Sin embargo, los argumentos que sirven para fundamentar la estimación de efectos retroactivos de la declaración de nulidad, que en modo alguno se recogen en su integridad en este texto, tienen una justificación, a mi entender, bastante solvente y que consiste, aprovechando las propias palabras contenidas en la Sentencia dictada por la Audiencia Provincial de Huelva el pasado 21 de Marzo, en que a la hora de resolver cualquier litigio que se plantee, los Jueces y Tribunales tienen el deber inexorable de resolver conforme al sistema de fuentes establecido (artículo 1.7 C.C.), ocupando el primer lugar en la jerarquía de fuentes la ley (art. 1.1 C.C.), atribuyendo el artículo 1.6 del mismo cuerpo legal a la Jurisprudencia del Tribunal Supremo la función de complemento del ordenamiento jurídico.

Los cambios de opinión.

No obstante, la postura mantenida por las distintas Audiencias Provinciales no se ha mantenido inamovible.
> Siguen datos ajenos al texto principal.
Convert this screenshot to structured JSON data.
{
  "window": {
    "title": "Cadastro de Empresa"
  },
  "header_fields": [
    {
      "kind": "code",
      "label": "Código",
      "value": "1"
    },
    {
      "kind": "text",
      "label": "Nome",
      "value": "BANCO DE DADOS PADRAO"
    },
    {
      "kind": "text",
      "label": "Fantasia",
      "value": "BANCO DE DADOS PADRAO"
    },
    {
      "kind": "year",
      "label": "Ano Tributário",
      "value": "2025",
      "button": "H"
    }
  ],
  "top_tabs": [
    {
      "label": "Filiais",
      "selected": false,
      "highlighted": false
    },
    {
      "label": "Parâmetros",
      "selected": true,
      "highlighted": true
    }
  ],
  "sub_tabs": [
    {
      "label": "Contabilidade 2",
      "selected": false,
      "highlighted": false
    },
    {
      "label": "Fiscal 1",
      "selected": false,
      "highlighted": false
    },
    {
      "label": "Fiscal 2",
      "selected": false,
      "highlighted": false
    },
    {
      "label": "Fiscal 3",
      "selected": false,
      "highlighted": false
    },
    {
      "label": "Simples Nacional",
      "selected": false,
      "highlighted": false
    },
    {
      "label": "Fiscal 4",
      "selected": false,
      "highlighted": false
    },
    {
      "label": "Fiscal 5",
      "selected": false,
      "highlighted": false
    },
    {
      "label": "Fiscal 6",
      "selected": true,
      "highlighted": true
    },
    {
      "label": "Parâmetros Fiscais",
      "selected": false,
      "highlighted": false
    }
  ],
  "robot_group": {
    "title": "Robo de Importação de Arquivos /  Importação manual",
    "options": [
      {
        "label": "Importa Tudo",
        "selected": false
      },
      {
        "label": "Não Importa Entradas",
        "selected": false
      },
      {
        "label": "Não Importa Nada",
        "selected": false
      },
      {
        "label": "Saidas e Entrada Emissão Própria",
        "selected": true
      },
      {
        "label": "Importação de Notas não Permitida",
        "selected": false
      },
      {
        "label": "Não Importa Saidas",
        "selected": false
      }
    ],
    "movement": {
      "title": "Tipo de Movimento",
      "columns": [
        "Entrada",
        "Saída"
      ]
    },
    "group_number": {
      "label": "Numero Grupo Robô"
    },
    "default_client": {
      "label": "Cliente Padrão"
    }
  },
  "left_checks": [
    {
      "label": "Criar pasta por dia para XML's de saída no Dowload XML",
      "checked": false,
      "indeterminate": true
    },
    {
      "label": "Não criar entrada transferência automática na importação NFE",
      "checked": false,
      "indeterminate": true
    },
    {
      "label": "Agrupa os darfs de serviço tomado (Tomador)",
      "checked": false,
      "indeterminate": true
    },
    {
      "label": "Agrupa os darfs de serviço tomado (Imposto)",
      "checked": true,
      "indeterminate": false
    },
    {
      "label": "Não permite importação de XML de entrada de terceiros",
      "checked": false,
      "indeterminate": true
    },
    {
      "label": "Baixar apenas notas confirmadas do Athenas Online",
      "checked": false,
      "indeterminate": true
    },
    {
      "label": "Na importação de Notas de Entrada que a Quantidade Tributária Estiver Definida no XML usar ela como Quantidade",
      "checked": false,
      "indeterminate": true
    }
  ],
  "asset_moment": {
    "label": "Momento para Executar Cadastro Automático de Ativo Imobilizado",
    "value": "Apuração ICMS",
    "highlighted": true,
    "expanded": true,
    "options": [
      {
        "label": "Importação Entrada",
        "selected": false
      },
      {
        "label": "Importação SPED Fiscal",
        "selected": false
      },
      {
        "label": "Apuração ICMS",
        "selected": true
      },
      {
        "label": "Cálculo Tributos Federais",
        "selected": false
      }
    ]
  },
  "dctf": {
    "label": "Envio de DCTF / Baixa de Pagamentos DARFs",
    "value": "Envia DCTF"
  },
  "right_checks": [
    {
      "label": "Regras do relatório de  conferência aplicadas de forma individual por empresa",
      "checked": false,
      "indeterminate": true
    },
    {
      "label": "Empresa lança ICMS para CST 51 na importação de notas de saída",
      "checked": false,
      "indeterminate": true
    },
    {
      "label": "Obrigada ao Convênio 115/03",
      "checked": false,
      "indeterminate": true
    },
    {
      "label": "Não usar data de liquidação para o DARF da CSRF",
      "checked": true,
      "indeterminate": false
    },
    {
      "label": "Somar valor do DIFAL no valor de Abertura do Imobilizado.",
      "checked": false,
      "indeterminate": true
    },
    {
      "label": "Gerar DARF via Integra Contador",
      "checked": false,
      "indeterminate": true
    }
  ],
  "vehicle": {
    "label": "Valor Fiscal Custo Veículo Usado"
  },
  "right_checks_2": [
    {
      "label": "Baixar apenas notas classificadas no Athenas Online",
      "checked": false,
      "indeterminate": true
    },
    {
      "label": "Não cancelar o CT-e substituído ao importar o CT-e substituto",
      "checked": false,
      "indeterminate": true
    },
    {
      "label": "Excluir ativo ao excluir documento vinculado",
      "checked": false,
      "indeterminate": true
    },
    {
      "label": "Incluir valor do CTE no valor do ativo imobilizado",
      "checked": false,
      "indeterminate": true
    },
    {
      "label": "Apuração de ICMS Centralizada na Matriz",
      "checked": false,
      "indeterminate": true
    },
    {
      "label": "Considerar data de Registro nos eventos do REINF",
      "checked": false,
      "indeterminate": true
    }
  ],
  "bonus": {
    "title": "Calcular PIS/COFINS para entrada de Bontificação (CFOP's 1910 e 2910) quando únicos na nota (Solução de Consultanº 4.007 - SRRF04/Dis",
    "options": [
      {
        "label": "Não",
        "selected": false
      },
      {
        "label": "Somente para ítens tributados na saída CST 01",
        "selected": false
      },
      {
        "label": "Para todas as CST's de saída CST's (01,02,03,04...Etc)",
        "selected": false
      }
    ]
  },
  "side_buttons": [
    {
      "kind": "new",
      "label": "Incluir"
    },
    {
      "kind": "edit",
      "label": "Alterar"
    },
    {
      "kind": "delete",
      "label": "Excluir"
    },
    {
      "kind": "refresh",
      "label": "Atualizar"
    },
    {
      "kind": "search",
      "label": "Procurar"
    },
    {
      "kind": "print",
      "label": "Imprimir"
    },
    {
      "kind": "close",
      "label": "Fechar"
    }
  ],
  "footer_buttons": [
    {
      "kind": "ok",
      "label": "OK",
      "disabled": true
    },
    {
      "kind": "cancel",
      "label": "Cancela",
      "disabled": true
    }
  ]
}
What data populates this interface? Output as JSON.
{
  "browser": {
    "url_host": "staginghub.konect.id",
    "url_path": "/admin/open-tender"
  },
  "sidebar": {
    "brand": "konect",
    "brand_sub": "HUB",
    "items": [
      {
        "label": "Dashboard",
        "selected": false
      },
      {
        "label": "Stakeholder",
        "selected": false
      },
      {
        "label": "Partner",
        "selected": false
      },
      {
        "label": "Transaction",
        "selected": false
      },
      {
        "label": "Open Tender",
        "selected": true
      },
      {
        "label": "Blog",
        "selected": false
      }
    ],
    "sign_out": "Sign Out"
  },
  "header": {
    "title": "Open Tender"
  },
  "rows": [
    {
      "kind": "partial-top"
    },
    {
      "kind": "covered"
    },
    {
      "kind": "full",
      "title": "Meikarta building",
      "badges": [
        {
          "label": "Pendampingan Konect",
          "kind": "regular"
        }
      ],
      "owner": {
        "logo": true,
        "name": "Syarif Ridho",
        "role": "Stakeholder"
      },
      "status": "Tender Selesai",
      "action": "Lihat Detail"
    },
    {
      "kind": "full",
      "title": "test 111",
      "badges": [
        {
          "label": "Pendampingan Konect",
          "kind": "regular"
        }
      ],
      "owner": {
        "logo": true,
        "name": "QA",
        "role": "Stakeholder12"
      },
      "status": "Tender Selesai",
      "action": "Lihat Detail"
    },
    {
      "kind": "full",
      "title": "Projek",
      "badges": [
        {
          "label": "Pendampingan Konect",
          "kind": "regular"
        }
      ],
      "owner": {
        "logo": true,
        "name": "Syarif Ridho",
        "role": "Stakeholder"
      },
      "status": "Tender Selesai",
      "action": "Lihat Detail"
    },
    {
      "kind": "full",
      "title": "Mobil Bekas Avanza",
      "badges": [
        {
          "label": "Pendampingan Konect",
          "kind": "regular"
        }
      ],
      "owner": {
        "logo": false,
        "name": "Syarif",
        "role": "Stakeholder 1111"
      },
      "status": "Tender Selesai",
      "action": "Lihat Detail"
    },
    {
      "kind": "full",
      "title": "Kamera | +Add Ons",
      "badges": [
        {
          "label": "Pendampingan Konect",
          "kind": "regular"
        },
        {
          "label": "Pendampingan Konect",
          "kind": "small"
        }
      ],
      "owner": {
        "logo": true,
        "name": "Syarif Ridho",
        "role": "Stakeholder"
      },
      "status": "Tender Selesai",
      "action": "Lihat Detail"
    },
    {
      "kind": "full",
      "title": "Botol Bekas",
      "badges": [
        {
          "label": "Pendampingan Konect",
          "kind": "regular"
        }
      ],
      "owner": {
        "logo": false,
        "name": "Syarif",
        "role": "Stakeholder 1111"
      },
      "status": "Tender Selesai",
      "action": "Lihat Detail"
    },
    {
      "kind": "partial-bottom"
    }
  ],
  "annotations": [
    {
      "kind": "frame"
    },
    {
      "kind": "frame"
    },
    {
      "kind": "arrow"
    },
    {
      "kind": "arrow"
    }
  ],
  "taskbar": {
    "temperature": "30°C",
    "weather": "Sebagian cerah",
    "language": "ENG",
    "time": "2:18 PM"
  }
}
Sorprende el cambio dado por algunas como la de Cáceres, que, antes de dictarse la Sentencia del Tribunal Supremo, era una ferviente defensora de declarar la retroactividad en numerosas sentencias y, sin embargo, ha cambiado radicalmente su postura acatando sin cuestionar la doctrina de nuestro Alto Tribunal.

E igual ocurre en el “bando” contrario, de las que puede citarse la de Alicante que, en fecha 12 de julio del pasado año dictó una Sentencia contraria a otorgar efectos retroactivos a la declaración de nulidad de la cláusula suelo, si bien tal Sentencia contenía un voto particular, que defendía otorgar tales efectos; pues bien, escasos días después, el 23 de julio, fue dictada una Sentencia favorable a condenar a la entidad bancaria a devolver todas las cantidades abonadas de más por el particular desde que fuera contratado el préstamo hipotecario.

Consumidores afortunados y desafortunados según su domicilio.

Por tanto, con toda esta polémica habida al respecto es evidente que no podemos hablar de una justicia igualitaria, por lo que debo terminar como empecé: ¡dime dónde vives y te diré si cobras!